Simply put, this piece has uniquely amazing musicality for pro gear and amazing synergy therefore with the robust full throated beautiful mids found in high fi gear. It’s worth noting that I’ve had the pleasure of comparing it in my big rig to multiple analog EQ pieces renowned in mastering circles as well as the Schiit Loki Max. It beat the Avalon AD2055 as well as the Millennia NSEQ4 by a noticeable margin in the more musical and less analytical department. Margins close here though, as all pieces well known in studios across the globe. It TROUNCED the Loki Max. Schiit Loki Max and Lokius are the only “hi fi analog” EQ devices made specifically for audiophiles and home playback systems that I’m aware of. If any of you are acquainted with these EQ’s, I will simply tell you that you have no idea how good tone shaping analog EQ can sound in a high Fi configuration until you’ve heard the Charter Oak. The Schiit products, I’m sorry to say, just aren’t in the same ballpark. The Charter Oak handily beats my my Auralic Aries DSP parametric. Same with Roon’s. Just no contest. 
There is one unfortunate caveat though. Mike Deming no longer makes them and hasn’t for at least a few years. A California company has taken over the name and production of the last several years’ units. Mike Deming stays in occasional touch with me and has verified that these units don’t sound as good as his production era ones. So if you look for one online used, check to see if the beautiful gloss faceplate finish has disappeared as well as the numbers on the left and right master gain dials. If so, don’t purchase! Check serial number and bounce it off me. I’ve attached two pics. It’s a beautiful piece. This thread is simply my paying homage to a uniquely synergistic and transformative piece that never quits thrilling me for a decade now. I felt I owed it to Mike and Charter Oak to write about it here, as it’s meant so much to me in my hi fi endeavors. Oh, and Cardas Clear Sky XLR cables highly recommended in connecting your CO to your hi fi amp. 
Thanks for letting me share!

sorry so long. Gear in here. 

So the speakers are Martin Logans. That’s not in there. I use Transparent speaker cable. The short coaxial digital cable connecting my source streamer Auralic Aries is a Bryston cable. As mentioned in the post, I have 1000 dollars worth of Cardas Clear Sky XLR balanced cable connecting the EQ to the tape loop of the amp. 
if you’ll humor me and wade through all of the post, you’ll find a quite respectable and quite hi fi headphone chain. Used same Cardas cabling to insert the EQ between the source and the desktop amp. The HEKse, by the way, are simply AMAZING headphones. The headphone chain honestly sounds freaking unbelievable. Particularly with CO EQ in there. 
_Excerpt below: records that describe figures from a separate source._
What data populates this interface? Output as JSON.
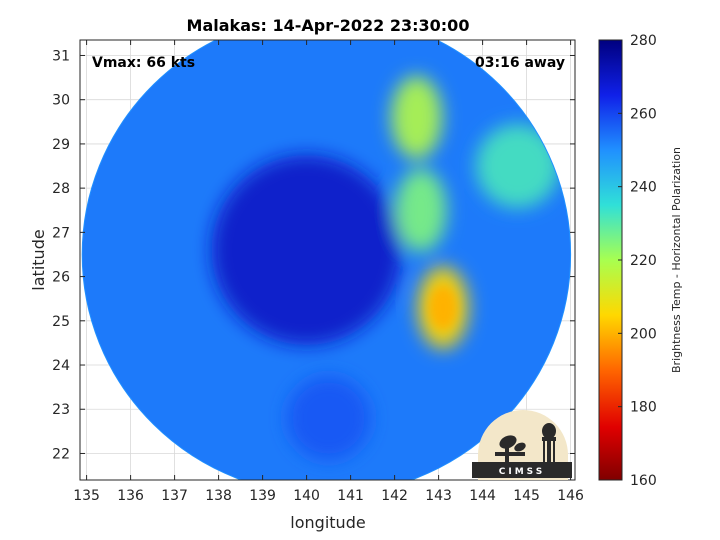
{
  "chart_data": {
    "type": "heatmap",
    "title": "Malakas: 14-Apr-2022 23:30:00",
    "xlabel": "longitude",
    "ylabel": "latitude",
    "xlim": [
      134.85,
      146.1
    ],
    "ylim": [
      21.4,
      31.35
    ],
    "x_ticks": [
      135,
      136,
      137,
      138,
      139,
      140,
      141,
      142,
      143,
      144,
      145,
      146
    ],
    "y_ticks": [
      22,
      23,
      24,
      25,
      26,
      27,
      28,
      29,
      30,
      31
    ],
    "grid": true,
    "annotations": {
      "vmax": "Vmax: 66 kts",
      "time_away": "03:16 away"
    },
    "colorbar": {
      "label": "Brightness Temp - Horizontal Polarization",
      "range": [
        160,
        280
      ],
      "ticks": [
        160,
        180,
        200,
        220,
        240,
        260,
        280
      ],
      "colormap": "jet"
    },
    "swath": {
      "center_lon": 140.45,
      "center_lat": 26.5,
      "radius_deg": 5.55
    },
    "features": [
      {
        "lon": 140.0,
        "lat": 26.6,
        "value": 270,
        "kind": "storm-center-cold"
      },
      {
        "lon": 143.1,
        "lat": 25.3,
        "value": 205,
        "kind": "warm-band"
      },
      {
        "lon": 142.6,
        "lat": 27.5,
        "value": 225,
        "kind": "warm-band"
      },
      {
        "lon": 142.5,
        "lat": 29.6,
        "value": 218,
        "kind": "warm-band"
      },
      {
        "lon": 144.8,
        "lat": 28.5,
        "value": 232,
        "kind": "warm-area"
      },
      {
        "lon": 140.5,
        "lat": 22.8,
        "value": 258,
        "kind": "outer-area"
      }
    ]
  },
  "logo": {
    "text": "CIMSS"
  }
}
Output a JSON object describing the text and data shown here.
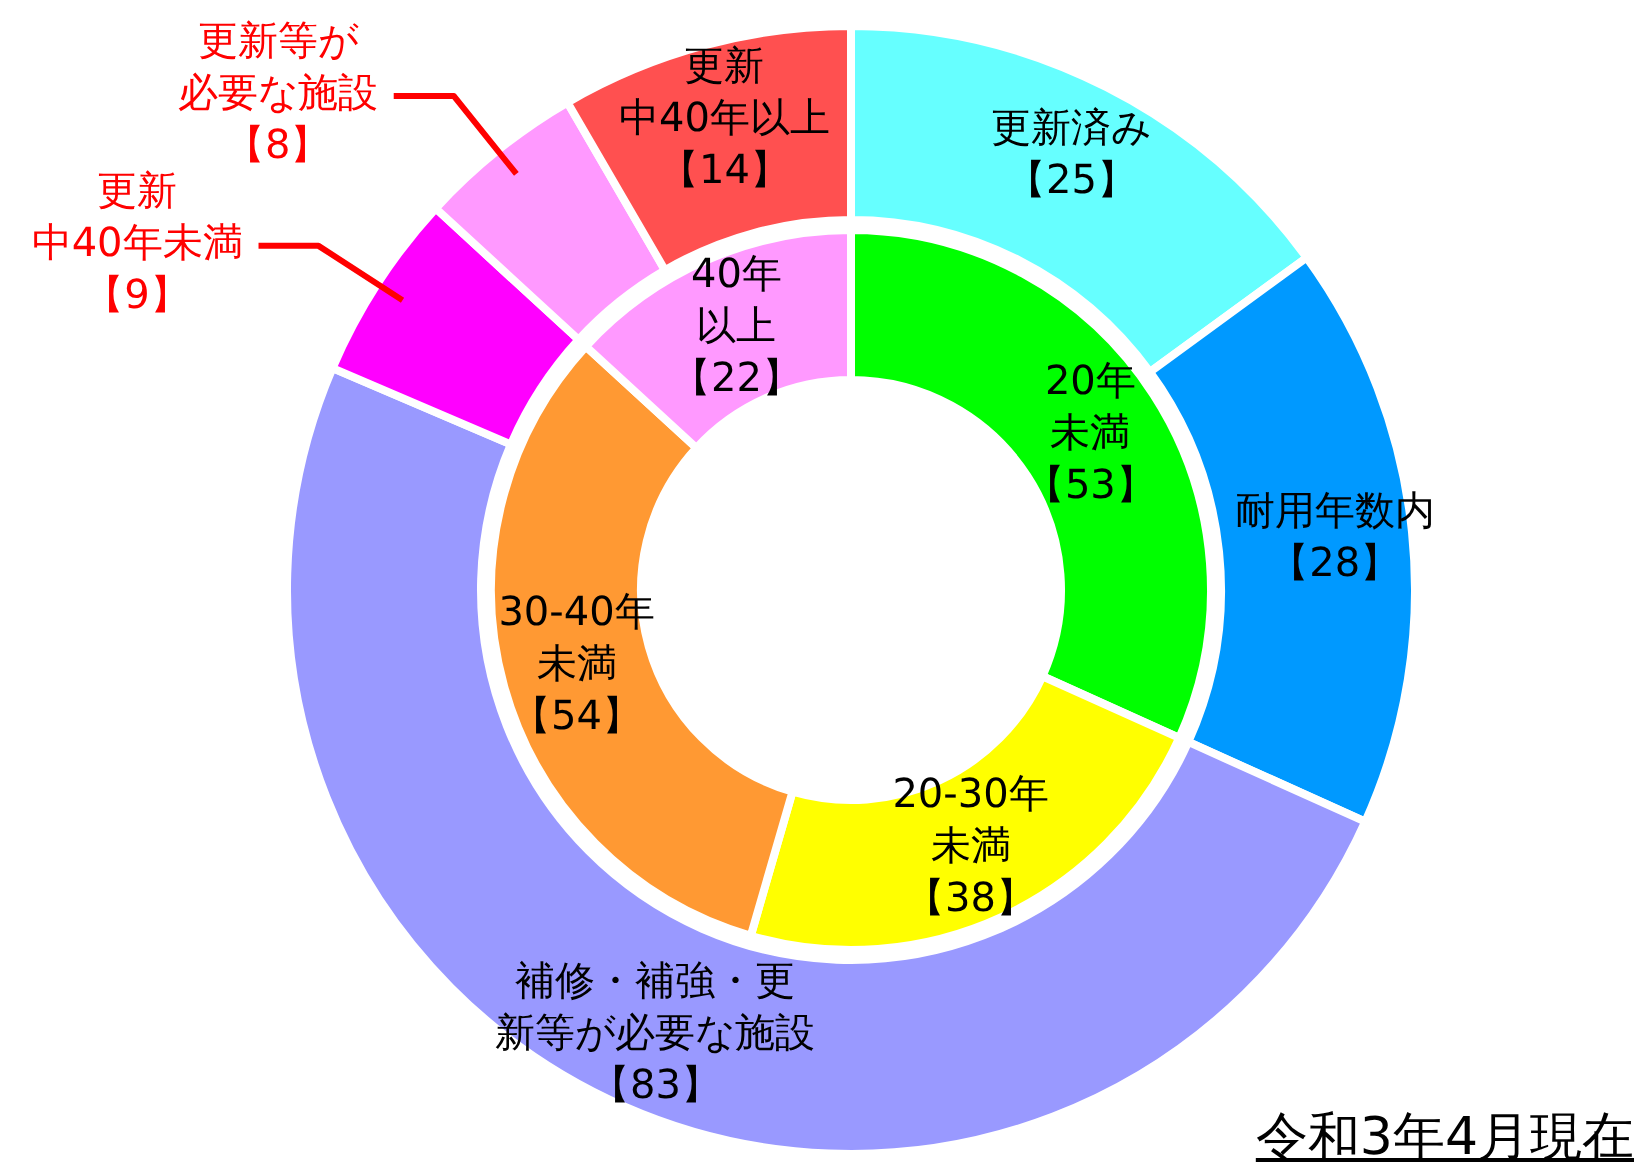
{
  "chart_data": [
    {
      "type": "donut",
      "annotations": [
        "令和3年4月現在"
      ],
      "categories": [
        "更新済み",
        "耐用年数内",
        "補修・補強・更新等が必要な施設",
        "更新中40年未満",
        "更新等が必要な施設",
        "更新中40年以上"
      ],
      "values": [
        25,
        28,
        83,
        9,
        8,
        14
      ],
      "colors": [
        "#66ffff",
        "#0099ff",
        "#9999ff",
        "#ff00ff",
        "#ff99ff",
        "#ff5050"
      ],
      "value_labels": [
        "【25】",
        "【28】",
        "【83】",
        "【9】",
        "【8】",
        "【14】"
      ]
    },
    {
      "type": "donut",
      "categories": [
        "20年未満",
        "20-30年未満",
        "30-40年未満",
        "40年以上"
      ],
      "values": [
        53,
        38,
        54,
        22
      ],
      "colors": [
        "#00ff00",
        "#ffff00",
        "#ff9933",
        "#ff99ff"
      ],
      "value_labels": [
        "【53】",
        "【38】",
        "【54】",
        "【22】"
      ]
    }
  ]
}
My apologies so long. It answers your questions about me. I really do need to update equipment in proper manner here. Haven’t done it because I’m over Head Fi more. 
oh, as far as getting up and adjusting and sitting down. I do it easily once in a while if I change an album and the tonality is different. It’s really not hard. Just adjust bass and treble dials usually 

I use no eq or room correction.  Great tracks sound great, good tracks sound good, and lousy tracks sound lousy.  But you know why they sound lousy.